Three common scenarios for sharing data are sharing publicly, sharing with a group, and sharing with a person:
Sharing publicly: For a bucket whose contents are meant to be listed and read by anyone on the Internet, you can configure the IAM policy using the 'AllUsers' designation:
gsutil iam ch AllUsers:objectViewer gs://example-bucket
Sharing with a group: For collaborators who do not have access to your other Google Cloud resources, we recommend that you create a Google group and then add the Google group to the bucket. For example, to give access to the gs-announce Google Group, you can configure the following IAM policy:
gsutil iam ch group:gs-announce@googlegroups.com:objectViewer gs://example-bucket
For more information, see Using a Group to Control Access to Objects.

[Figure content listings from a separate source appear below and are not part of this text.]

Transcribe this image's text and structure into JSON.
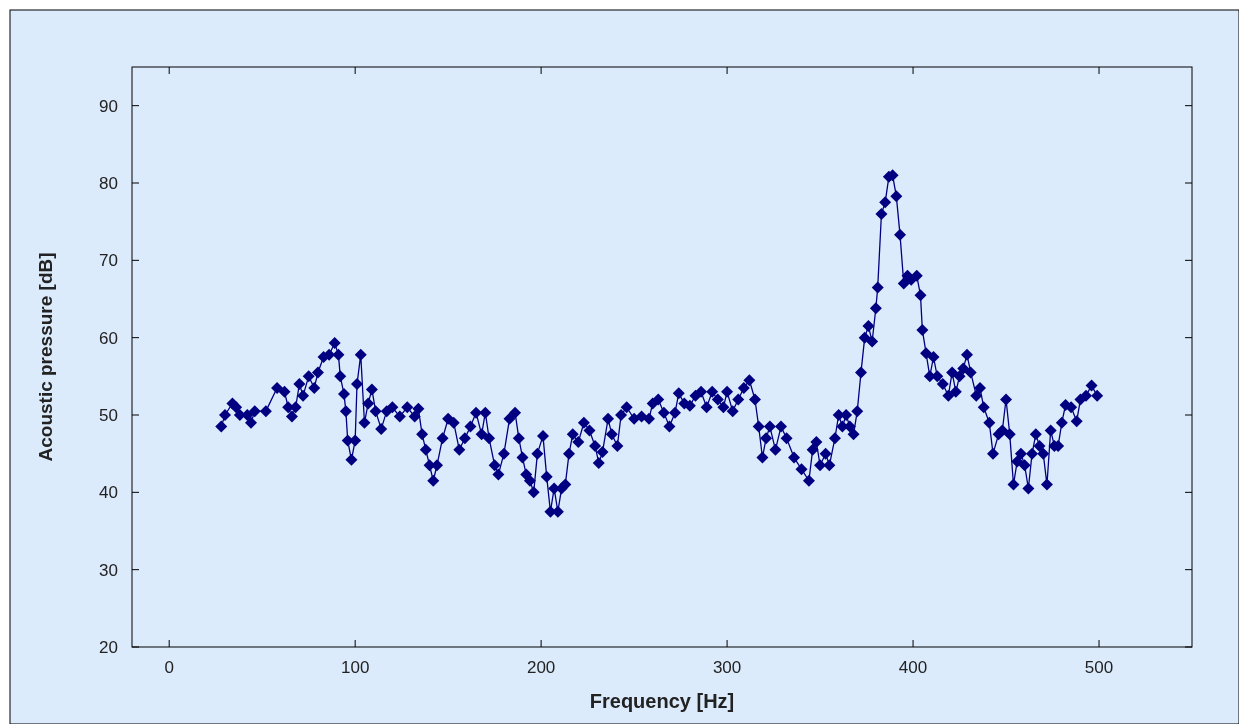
{
  "chart_data": {
    "type": "line",
    "xlabel": "Frequency [Hz]",
    "ylabel": "Acoustic pressure [dB]",
    "xlim": [
      -20,
      550
    ],
    "ylim": [
      20,
      95
    ],
    "xticks": [
      0,
      100,
      200,
      300,
      400,
      500
    ],
    "yticks": [
      20,
      30,
      40,
      50,
      60,
      70,
      80,
      90
    ],
    "grid": false,
    "marker": "diamond",
    "line_style": "solid",
    "x": [
      28,
      30,
      34,
      36,
      38,
      42,
      44,
      46,
      52,
      58,
      62,
      64,
      66,
      68,
      70,
      72,
      75,
      78,
      80,
      83,
      86,
      89,
      91,
      92,
      94,
      95,
      96,
      98,
      100,
      101,
      103,
      105,
      107,
      109,
      111,
      114,
      117,
      120,
      124,
      128,
      132,
      134,
      136,
      138,
      140,
      142,
      144,
      147,
      150,
      153,
      156,
      159,
      162,
      165,
      168,
      170,
      172,
      175,
      177,
      180,
      183,
      186,
      188,
      190,
      192,
      194,
      196,
      198,
      201,
      203,
      205,
      207,
      209,
      211,
      213,
      215,
      217,
      220,
      223,
      226,
      229,
      231,
      233,
      236,
      238,
      241,
      243,
      246,
      250,
      254,
      258,
      260,
      263,
      266,
      269,
      272,
      274,
      277,
      280,
      283,
      286,
      289,
      292,
      295,
      298,
      300,
      303,
      306,
      309,
      312,
      315,
      317,
      319,
      321,
      323,
      326,
      329,
      332,
      336,
      340,
      344,
      346,
      348,
      350,
      353,
      355,
      358,
      360,
      362,
      364,
      366,
      368,
      370,
      372,
      374,
      376,
      378,
      380,
      381,
      383,
      385,
      387,
      389,
      391,
      393,
      395,
      397,
      399,
      402,
      404,
      405,
      407,
      409,
      411,
      413,
      416,
      419,
      421,
      423,
      425,
      427,
      429,
      431,
      434,
      436,
      438,
      441,
      443,
      446,
      448,
      450,
      452,
      454,
      456,
      458,
      460,
      462,
      464,
      466,
      468,
      470,
      472,
      474,
      476,
      478,
      480,
      482,
      485,
      488,
      490,
      493,
      496,
      499
    ],
    "series": [
      {
        "color": "#000080",
        "values": [
          48.5,
          50,
          51.5,
          51,
          50,
          50,
          49,
          50.5,
          50.5,
          53.5,
          53,
          51,
          49.8,
          51,
          54,
          52.5,
          55,
          53.5,
          55.5,
          57.5,
          57.8,
          59.3,
          57.8,
          55,
          52.7,
          50.5,
          46.7,
          44.2,
          46.7,
          54,
          57.8,
          49,
          51.5,
          53.3,
          50.5,
          48.2,
          50.5,
          51,
          49.8,
          51,
          49.8,
          50.8,
          47.5,
          45.5,
          43.5,
          41.5,
          43.5,
          47,
          49.5,
          49,
          45.5,
          47,
          48.5,
          50.3,
          47.5,
          50.3,
          47,
          43.5,
          42.3,
          45,
          49.5,
          50.3,
          47,
          44.5,
          42.3,
          41.5,
          40,
          45,
          47.3,
          42,
          37.5,
          40.5,
          37.5,
          40.5,
          41,
          45,
          47.5,
          46.5,
          49,
          48,
          46,
          43.8,
          45.2,
          49.5,
          47.5,
          46,
          50,
          51,
          49.5,
          49.8,
          49.5,
          51.5,
          52,
          50.3,
          48.5,
          50.3,
          52.8,
          51.5,
          51.2,
          52.5,
          53,
          51,
          53,
          52,
          51,
          53,
          50.5,
          52,
          53.5,
          54.5,
          52,
          48.5,
          44.5,
          47,
          48.5,
          45.5,
          48.5,
          47,
          44.5,
          43,
          41.5,
          45.5,
          46.5,
          43.5,
          45,
          43.5,
          47,
          50,
          48.5,
          50,
          48.5,
          47.5,
          50.5,
          55.5,
          60,
          61.5,
          59.5,
          63.8,
          66.5,
          76,
          77.5,
          80.8,
          81,
          78.3,
          73.3,
          67,
          68,
          67.5,
          68,
          65.5,
          61,
          58,
          55,
          57.5,
          55,
          54,
          52.5,
          55.5,
          53,
          55,
          56,
          57.8,
          55.5,
          52.5,
          53.5,
          51,
          49,
          45,
          47.5,
          48,
          52,
          47.5,
          41,
          44,
          45,
          43.5,
          40.5,
          45,
          47.5,
          46,
          45,
          41,
          48,
          46,
          46,
          49,
          51.3,
          51,
          49.2,
          52,
          52.5,
          53.8,
          52.5
        ]
      }
    ]
  }
}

Sharing with one person: For many collaborators, use a group to give access in bulk. For one person, you can grant read access as follows:
gsutil iam ch user:liz@gmail.com:objectViewer gs://example-bucket
Cleaning up a bucket
You can clean a bucket quickly with the following command:
gsutil -m rm gs://example-bucket/**
Working with checksums
When performing copies, the gsutil cp
and gsutil rsync
commands validate
that the checksum of the source file matches the checksum of the destination
file. In the rare event that checksums do not match, gsutil will delete
the invalid copy and print a warning message. For more information, see
command line checksum validation.
You can also use gsutil to get the checksum of a file in a bucket or calculate the checksum of a local object. For example, suppose you copy a Cloud Life Sciences public data file to your working bucket with:
gsutil -m cp gs://genomics-public-data/1000-genomes/vcf/ALL.chrMT.phase1_samtools_si.20101123.snps.low_coverage.genotypes.vcf gs://example-bucket
Now, you can get the checksums of both the public bucket version of the file and your version of the file in your bucket to ensure they match:
gsutil ls -L gs://example-bucket/ALL.chrMT.phase1_samtools_si.20101123.snps.low_coverage.genotypes.vcf
gsutil ls -L gs://genomics-public-data/1000-genomes/vcf/ALL.chrMT.phase1_samtools_si.20101123.snps.low_coverage.genotypes.vcf
Now, suppose your data is in a file at a local data center and you copied it
into Cloud Storage. You can use gsutil hash
to get the checksum of your local file and then compare that with the checksum
of the file you copied to a bucket. To get the checksum of a local file use:
gsutil hash local-file
MD5 values
For non-composite objects, running gsutil ls -L
on an object in a bucket
returns output like the following:
gs://example-bucket/100MBfile.txt: Creation time: Thu, 26 Mar 2015 20:11:51 GMT Content-Length: 102400000 Content-Type: text/plain Hash (crc32c): FTiauw== Hash (md5): daHmCObxxQdY9P7lp9jj0A== ETag: CPjo7ILqxsQCEAE= Generation: 1427400711419000 Metageneration: 1 ACL: [ ....
Running gsutil hash
on a local file returns output like the following:
Hashing 100MBfile.txt: Hashes [base64] for 100MBfile.txt: Hash (crc32c): FTiauw== Hash (md5): daHmCObxxQdY9P7lp9jj0A==
Both outputs have a CRC32c and MD5 value. There is no MD5 value for composite objects, such as those created from parallel composite uploads.